Un ‘Problème social’, selon les Sociologues américains Robert King Merton et Robert Nisbet, représente une différence entre les conditions actuelles et les valeurs et normes sociales établies, cette différence est considérée comme corrigible. (https://www.schoolmouv.fr)
La nature
‘sociale’ d’un problème est caractérisée par son aspect collectif puisqu’il
affecte des groupes de personnes et que les solutions pour le résorber
nécessitent des ressources publiques au niveau politique et économique. (https://www.rfd.fse.ulaval.ca)
Le problème
social haïtien date depuis l’affranchissement général des esclaves (1794) et
s’installera durablement après l’indépendance en 1804, à partir des idées de deux
projets socio-économiques opposés, à savoir :
- Continuation
de la grande plantation parce qu’elle était à la base de l’économie florissante
de la colonie de Saint-Domingue et qui faisait qu’on l’appelait la perle des
Antilles. Ce choix socioéconomique nécessite une main-d’œuvre abondante et dans
des conditions de travail proche de l’esclavagisme. Ce projet était appuyé par
les hauts gradés de l’armée et anciens affranchis noirs et mulâtres, les
nouvelles élites économiques et politiques, représentant une minorité de
la population ;
-
La
petite propriété terrienne d’exploitation agricole, l’agriculture de subsistance,
voulue par les nouveaux libres qui, pour eux « Liberté »
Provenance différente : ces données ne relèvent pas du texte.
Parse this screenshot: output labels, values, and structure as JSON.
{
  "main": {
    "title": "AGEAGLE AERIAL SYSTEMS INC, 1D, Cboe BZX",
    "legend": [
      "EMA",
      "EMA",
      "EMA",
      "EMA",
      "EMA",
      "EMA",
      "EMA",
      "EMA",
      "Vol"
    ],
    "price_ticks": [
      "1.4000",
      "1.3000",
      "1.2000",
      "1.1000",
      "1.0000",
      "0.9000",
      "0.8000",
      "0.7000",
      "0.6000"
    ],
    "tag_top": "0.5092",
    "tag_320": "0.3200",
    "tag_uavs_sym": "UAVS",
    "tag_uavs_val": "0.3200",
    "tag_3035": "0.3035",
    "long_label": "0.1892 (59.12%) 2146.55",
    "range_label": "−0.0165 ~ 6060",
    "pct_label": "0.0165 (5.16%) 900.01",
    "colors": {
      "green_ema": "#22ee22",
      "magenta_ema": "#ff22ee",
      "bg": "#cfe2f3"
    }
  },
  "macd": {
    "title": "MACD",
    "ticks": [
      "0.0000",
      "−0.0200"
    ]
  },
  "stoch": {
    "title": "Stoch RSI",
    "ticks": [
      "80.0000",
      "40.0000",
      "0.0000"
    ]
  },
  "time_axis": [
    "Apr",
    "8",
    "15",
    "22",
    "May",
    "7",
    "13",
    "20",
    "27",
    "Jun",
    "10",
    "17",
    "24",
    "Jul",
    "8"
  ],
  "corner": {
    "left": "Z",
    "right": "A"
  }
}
signifiait aucune obligation de travailler sur les plantations pour quelqu’un
d’autre. Ils voulaient avoir leur propre propriété et travailler à leur compte.
Face aux codes ruraux, à la volonté des nouveaux dirigeants de leur forcer à
travailler sur les grands domaines, ils continueront le
« marronnage », fuiront dans les mornes éloignés et deviendront les
masses paysannes, la grande majorité (90%) de la population au départ de la
République d’Haïti.
Cette dichotomie
originelle serait à la base de l’émergence d’un pays avec deux sociétés en
parallèle : les urbains (citadins) et les ruraux (les paysans). Les
citadins vont contrôler l’Etat, l’administration publique, écriront les lois en
leur faveur et au détriment des masses rurales. Aussi, verrons-nous que la
quasi-totalité des investissements au développement : écoles, hôpitaux,
les édifices de services publics et privés, les routes, les systèmes d’adduction
d’eau potable, l’électricité etc. seront établis dans les villes ou les zones
avoisinantes. La majorité de la population qui vit dans les zones rurales
éloignées, sera oubliée ou comme punie sévèrement tout au cours de l’histoire
de ce pays pour la différence de leur choix.
Ainsi, le
problème social haïtien se pose-t-il fondamentalement par l’exclusion
sociale qui « se définit par la marginalisation d’une
partie des individus (la majorité de la population dans le cas d’Haïti)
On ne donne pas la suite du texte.